# Misting



## morla (Aug 15, 2011)

Hi! How often should you mist your cockatiel? And how do you know if they like it or not?


----------



## meaggiedear (Nov 20, 2011)

As often as you want to. Normally the tiel will throw their wings out and start doing the bathing motions and preening. Some like to be misted and some don't though.


----------



## DyArianna (Aug 7, 2011)

I have 3 of my 4 older Tiels that love to be misted. 1 of them will even spread his wings when asked if he wants a bath at times. But if you spritz them and they start spreading their wings and putting their head down.. they enjoy it.  My fourth older one.. HATES it. She looks at me like she is plotting my death. lol Every now and then she gets into it.. but rarely. 

I spritz a couple times of week during winter.. and more often during the warm months. None of my birds will use a bowl or bird bath.. and I don't have a shower. We have a claw foot tub. Old house.. yep.  

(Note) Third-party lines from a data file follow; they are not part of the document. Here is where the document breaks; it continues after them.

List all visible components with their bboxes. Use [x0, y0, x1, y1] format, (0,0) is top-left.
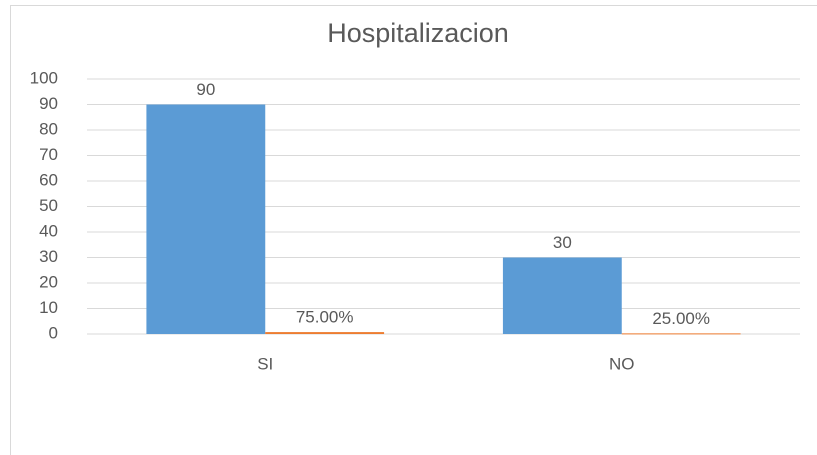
y-tick-label: 90 — [39, 94, 58, 113]
bar — [502, 257, 622, 334]
y-tick-label: 50 — [39, 196, 58, 215]
y-tick-label: 60 — [39, 170, 58, 189]
chart-area — [10, 5, 817, 455]
y-tick-label: 0 — [49, 323, 58, 342]
x-tick-label: NO — [609, 354, 635, 373]
data-label: 25.00% — [652, 309, 710, 328]
y-tick-label: 70 — [39, 145, 58, 164]
chart-title: Hospitalizacion — [327, 18, 509, 48]
y-tick-label: 40 — [39, 221, 58, 240]
y-tick-label: 20 — [39, 272, 58, 291]
bar — [146, 104, 266, 334]
bar — [621, 333, 741, 335]
bar — [265, 332, 385, 334]
data-label: 90 — [196, 80, 215, 99]
data-label: 75.00% — [296, 308, 354, 327]
y-tick-label: 100 — [30, 68, 58, 87]
y-tick-label: 10 — [39, 298, 58, 317]
data-label: 30 — [553, 233, 572, 252]
x-tick-label: SI — [257, 354, 273, 373]
y-tick-label: 30 — [39, 247, 58, 266]
y-tick-label: 80 — [39, 119, 58, 138]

I do find though, that if I make sure the water is really warm.. not HOT... but good and warm.. and I work out the first few spritzes in my hand to get the chilly water out.. they are more apt to enjoy it. I also make sure the paper is clean if I spritz while in the cage.. I have one who will find whatever she can to mess in when she's wet and thus spoils the whole advantage of taking a bath. So I change paper before and then again after if soiled .. when spritzing.


----------



## JaimeS (Nov 28, 2011)

My birds all like misting but they will let me know if they want misted or not. When one starts bathing in their water while out I mist that bird. Others come running to join in and the others who don't want bath time run off! I use room temp water and this works for them.


----------



## rainfeather (Jan 26, 2012)

When the temperature is kind of low, like in the winter time, I only do it 2-3 times a week (may be a lot for winter, haha). Anyway, yes, Dandelion does the bathing wing thing to tell me she wants one. She loves the spritzing!

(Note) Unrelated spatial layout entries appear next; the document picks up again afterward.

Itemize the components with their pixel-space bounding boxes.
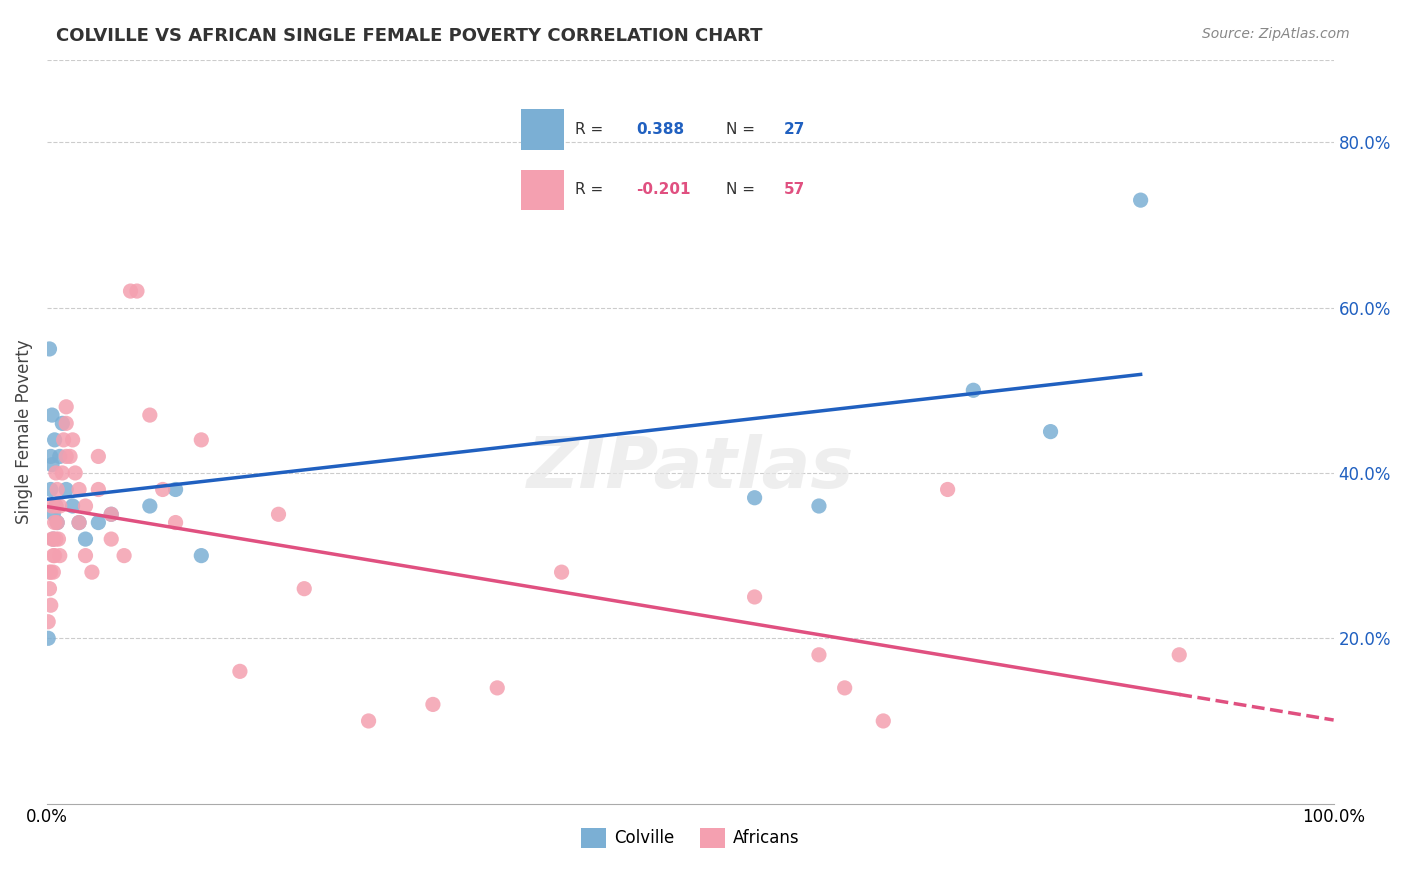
Point xyxy=(834,681,856,695)
Point xyxy=(1168,648,1191,662)
Point xyxy=(48,532,70,546)
Point xyxy=(75,532,97,546)
Point xyxy=(165,516,187,530)
Point xyxy=(38,565,60,579)
Point xyxy=(55,400,77,414)
Point xyxy=(87,450,110,464)
Point xyxy=(962,384,984,398)
Point xyxy=(45,466,67,480)
Point xyxy=(1039,425,1062,439)
Point xyxy=(550,565,572,579)
Point xyxy=(100,508,122,522)
Point xyxy=(67,483,90,497)
Point xyxy=(62,499,84,513)
Point xyxy=(41,458,63,472)
Point xyxy=(486,681,509,695)
Point xyxy=(139,408,162,422)
Point xyxy=(744,491,766,505)
Y-axis label: Single Female Poverty: Single Female Poverty xyxy=(15,339,32,524)
Point xyxy=(37,615,59,629)
Point xyxy=(51,417,73,431)
Point xyxy=(42,532,65,546)
Point xyxy=(75,549,97,563)
Point xyxy=(49,549,72,563)
Point xyxy=(190,549,212,563)
Point xyxy=(87,483,110,497)
Point xyxy=(125,284,148,298)
Text: ZIPatlas: ZIPatlas xyxy=(527,434,853,503)
Point xyxy=(41,408,63,422)
Point xyxy=(229,665,252,679)
Point xyxy=(165,483,187,497)
Point xyxy=(44,516,66,530)
Point xyxy=(67,516,90,530)
Point xyxy=(63,466,86,480)
Point xyxy=(744,590,766,604)
Point xyxy=(44,549,66,563)
Point xyxy=(62,433,84,447)
Point xyxy=(51,466,73,480)
Point xyxy=(357,714,380,728)
Point xyxy=(1129,193,1152,207)
Point xyxy=(87,516,110,530)
Text: COLVILLE VS AFRICAN SINGLE FEMALE POVERTY CORRELATION CHART: COLVILLE VS AFRICAN SINGLE FEMALE POVERT… xyxy=(56,27,762,45)
Point xyxy=(38,582,60,596)
Point xyxy=(49,450,72,464)
Point xyxy=(59,450,82,464)
Point xyxy=(80,565,103,579)
Point xyxy=(39,598,62,612)
Point xyxy=(45,532,67,546)
Point xyxy=(807,648,830,662)
Legend: Colville, Africans: Colville, Africans xyxy=(574,822,806,855)
Point xyxy=(42,549,65,563)
Point xyxy=(46,516,69,530)
Point xyxy=(292,582,315,596)
Point xyxy=(49,499,72,513)
Point xyxy=(55,417,77,431)
Point xyxy=(44,433,66,447)
Point xyxy=(100,508,122,522)
Point xyxy=(42,532,65,546)
Point xyxy=(38,342,60,356)
Point xyxy=(46,516,69,530)
Point xyxy=(39,565,62,579)
Point xyxy=(55,450,77,464)
Point xyxy=(120,284,142,298)
Point xyxy=(872,714,894,728)
Point xyxy=(39,450,62,464)
Point xyxy=(45,499,67,513)
Point xyxy=(112,549,135,563)
Point xyxy=(46,483,69,497)
Point xyxy=(42,508,65,522)
Point xyxy=(45,499,67,513)
Point xyxy=(422,698,444,712)
Point xyxy=(37,632,59,646)
Point xyxy=(936,483,959,497)
Point xyxy=(55,483,77,497)
Point xyxy=(139,499,162,513)
Point xyxy=(42,565,65,579)
Point xyxy=(39,483,62,497)
Point xyxy=(807,499,830,513)
Point xyxy=(190,433,212,447)
Point xyxy=(152,483,174,497)
Point xyxy=(41,499,63,513)
Point xyxy=(41,532,63,546)
Point xyxy=(67,516,90,530)
Point xyxy=(52,433,75,447)
Point xyxy=(267,508,290,522)
Text: Source: ZipAtlas.com: Source: ZipAtlas.com xyxy=(1202,27,1350,41)
Point xyxy=(100,532,122,546)
Point xyxy=(75,499,97,513)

If they don't like it, they often run away and this is the point she should stop doing it at that moment. Try it again later. They may hiss, or show signs of being scared, etc.


----------



## Annie (Nov 20, 2009)

Sunny HATES water. She doesn't take baths and hates to be misted so when I used to mist her, she would keep her feathers as tightly against her body as she could so all that water would just roll right off without doing anything.  So now I take her into the shower whenever I can so that it's in a nice, warm, steamy environment with nice, warm water straight from the tap. I let her perch at the bottom of the shower head rod (where it loops) and I splash water on her. Sometimes she will like it and start to spread her wings and preen, and sometimes she will still hate it and keep her feathers tight against her body to avoid being touched by the water.  I think she prefers that to being misted. I just make sure I take her out of the shower when I rinse off so I don't get soapy water on her.


----------



## sunnysmom (Sep 23, 2011)

I try to mist 2-3 times a week. Whenever Sunny sees the spray bottle now, he'll climb back in his cage on his own to get misted. I guess that means he likes it.  On the rare occassion when he doesn't want misted, he'll dodge the mist spray. So then I just stop and try again later.


----------



## morla (Aug 15, 2011)

Awesome! So usually when I spray Daisy, she just sits there and kinda shakes when the water hits her. I will keep trying to mist her though.


----------



## enigma731 (Aug 12, 2011)

Are you using warm water, Morla?


----------



## angelmommy24 (Nov 20, 2011)

I mist daily and have started the same with the tiels adopted who are in the aviary all mine love it intact Aphrodite my WF lutino does twirls lol


----------



## morla (Aug 15, 2011)

The last time I misted Daisy it was cold. 

Sorry, I will use warm now.


----------



## DyArianna (Aug 7, 2011)

Try the warm water.. nice and warm.. and spray the first few sprays into your hand to work out the cold water.  You might see a difference.. you might not.


----------



## mishkaroni (Jan 6, 2012)

My birds detest me misting them. But if the bath is on top and one is taking a bath, they love sitting under the droplets. Little pains. Haha.


----------



## MeghanNichol (Mar 2, 2012)

Good to know that a tiel spreading it's wings and putting it's head down is a good thing! I thought that meant Ziggy didn't like it! I learn new things every day! :blush:


----------



## lollywawa (Mar 1, 2012)

im gonna mist mine when the weather gets warmer! its their first misting^__^ they are only 3~4 months old


----------



## morla (Aug 15, 2011)

I misted her with watm water and she did the same thing. You know how you have to mist them to get all the dust and fluff off of them? Well do you still have to mist them even when they dont like it?


----------